Press release
XVIII International Ecumenical Conference
The course of the conference desires to offer a space for a fraternal encounter between the various Christian Churches, for communion and sharing of their multiform spiritual traditions, as the announced participation of numerous monks and nuns witnesses
in collaboration with the Orthodox Churches
“Communion and solitude” is the theme of the 18th International Ecumenical Conference of Orthodox Spirituality, which will be held at the Monastery of Bose from 8 to 11 September 2010. Organized in collaboration with the Orthodox Churches, for almost twenty years now the conference represents an important occasion of dialogue on the essential themes of the spiritual life, where the traditions of Christian East and West intersect the profound expectations of today’s men and women. The course of the conference consists of four intense days of study and fraternal comparison, during which theologians, historians, philosophers, and official representatives at the highest level of the Orthodox Churches, of the Catholic Church, and of the Churches of the Reform will take part, together with numerous other participants.

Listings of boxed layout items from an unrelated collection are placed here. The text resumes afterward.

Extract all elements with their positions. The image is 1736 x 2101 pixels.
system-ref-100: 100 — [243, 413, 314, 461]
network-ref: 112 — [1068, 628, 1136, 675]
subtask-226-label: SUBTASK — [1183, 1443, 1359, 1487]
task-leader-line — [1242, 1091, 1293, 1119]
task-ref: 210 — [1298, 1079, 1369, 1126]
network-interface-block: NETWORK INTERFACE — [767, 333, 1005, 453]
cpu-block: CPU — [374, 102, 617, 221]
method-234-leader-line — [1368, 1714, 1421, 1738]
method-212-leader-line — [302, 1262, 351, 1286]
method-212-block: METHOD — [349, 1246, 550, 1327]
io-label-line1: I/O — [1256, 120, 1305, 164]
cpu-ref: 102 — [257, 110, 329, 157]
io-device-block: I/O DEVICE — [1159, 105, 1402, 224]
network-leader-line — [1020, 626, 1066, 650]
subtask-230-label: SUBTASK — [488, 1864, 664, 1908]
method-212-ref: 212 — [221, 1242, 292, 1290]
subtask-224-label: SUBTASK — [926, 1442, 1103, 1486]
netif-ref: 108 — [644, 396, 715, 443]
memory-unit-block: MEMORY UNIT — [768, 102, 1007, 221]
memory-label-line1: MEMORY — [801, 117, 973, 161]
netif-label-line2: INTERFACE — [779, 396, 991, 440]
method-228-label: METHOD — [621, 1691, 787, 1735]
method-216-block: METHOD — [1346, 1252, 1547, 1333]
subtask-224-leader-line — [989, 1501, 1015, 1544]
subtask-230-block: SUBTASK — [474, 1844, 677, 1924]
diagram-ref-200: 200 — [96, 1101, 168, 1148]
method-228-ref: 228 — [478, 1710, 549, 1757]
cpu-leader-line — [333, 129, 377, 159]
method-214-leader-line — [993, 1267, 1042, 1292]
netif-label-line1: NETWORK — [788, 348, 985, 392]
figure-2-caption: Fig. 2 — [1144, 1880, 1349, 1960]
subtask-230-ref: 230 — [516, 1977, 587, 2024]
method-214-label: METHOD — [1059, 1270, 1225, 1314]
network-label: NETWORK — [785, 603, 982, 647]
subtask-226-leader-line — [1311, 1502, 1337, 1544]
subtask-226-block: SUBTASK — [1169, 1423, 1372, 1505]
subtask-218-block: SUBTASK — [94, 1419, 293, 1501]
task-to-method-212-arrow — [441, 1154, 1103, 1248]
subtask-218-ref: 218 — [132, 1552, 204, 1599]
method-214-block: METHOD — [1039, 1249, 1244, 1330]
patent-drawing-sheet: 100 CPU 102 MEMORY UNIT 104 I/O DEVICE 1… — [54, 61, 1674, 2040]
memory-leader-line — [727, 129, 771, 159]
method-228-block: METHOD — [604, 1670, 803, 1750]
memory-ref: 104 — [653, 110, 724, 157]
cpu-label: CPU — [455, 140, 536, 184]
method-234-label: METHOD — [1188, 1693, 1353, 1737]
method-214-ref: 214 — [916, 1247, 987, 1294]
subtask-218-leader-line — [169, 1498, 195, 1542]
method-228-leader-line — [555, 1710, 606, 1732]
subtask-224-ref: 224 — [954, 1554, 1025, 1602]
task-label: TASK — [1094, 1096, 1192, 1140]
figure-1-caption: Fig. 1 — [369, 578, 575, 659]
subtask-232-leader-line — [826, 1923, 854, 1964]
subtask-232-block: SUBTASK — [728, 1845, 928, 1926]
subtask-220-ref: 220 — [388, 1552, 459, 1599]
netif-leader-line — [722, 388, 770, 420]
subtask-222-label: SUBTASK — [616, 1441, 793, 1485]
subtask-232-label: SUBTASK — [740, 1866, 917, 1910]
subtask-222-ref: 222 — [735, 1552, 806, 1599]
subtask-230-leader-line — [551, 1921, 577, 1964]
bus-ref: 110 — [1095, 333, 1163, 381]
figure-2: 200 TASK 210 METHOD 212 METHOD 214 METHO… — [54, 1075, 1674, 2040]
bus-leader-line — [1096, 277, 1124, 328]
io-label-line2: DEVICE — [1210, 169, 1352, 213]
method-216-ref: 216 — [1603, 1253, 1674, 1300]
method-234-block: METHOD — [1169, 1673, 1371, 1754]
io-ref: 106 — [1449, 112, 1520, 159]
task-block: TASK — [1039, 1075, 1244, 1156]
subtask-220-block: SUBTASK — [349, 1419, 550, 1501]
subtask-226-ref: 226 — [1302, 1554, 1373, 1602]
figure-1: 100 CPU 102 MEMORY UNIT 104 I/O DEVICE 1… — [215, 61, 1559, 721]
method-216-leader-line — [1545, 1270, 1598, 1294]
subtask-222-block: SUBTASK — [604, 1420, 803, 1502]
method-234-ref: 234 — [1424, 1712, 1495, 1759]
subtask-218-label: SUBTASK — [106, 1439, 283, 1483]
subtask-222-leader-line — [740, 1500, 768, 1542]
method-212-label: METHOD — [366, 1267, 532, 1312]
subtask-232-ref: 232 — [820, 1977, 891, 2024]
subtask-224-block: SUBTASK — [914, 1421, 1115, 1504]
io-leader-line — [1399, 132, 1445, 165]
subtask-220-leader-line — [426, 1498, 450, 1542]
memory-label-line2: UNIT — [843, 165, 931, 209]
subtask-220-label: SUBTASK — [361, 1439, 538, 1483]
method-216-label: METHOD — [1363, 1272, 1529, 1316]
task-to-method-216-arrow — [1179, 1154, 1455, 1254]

The contraposition between individual and collectivity, often a source of conflict in modern times, can find in the Christian, and in particular in the Orthodox tradition a way of humanization in the vital tension between communion and solitude, two essential dimensions of the spiritual life.
By listening to Scripture and the teachings of the fathers (from Basil to Isaac of Nineveh, from the fathers of the desert to the fathers of Byzantine and Russian monasticism) and also by interrogating the theological and philosophical reflection of the Christian East and the wisdom of several great spiritual figures of Orthodoxy, the symposium wishes to rediscover the fertile relation of these two poles that constitute human living. The monastic experience is called to be a synthesis and irradiation of the spiritual dynamics between communion and solitude; to this an ample round table discussion is dedicated, an occasion to hear some of the most authoritative spiritual guides of contemporary monasticism in East and West.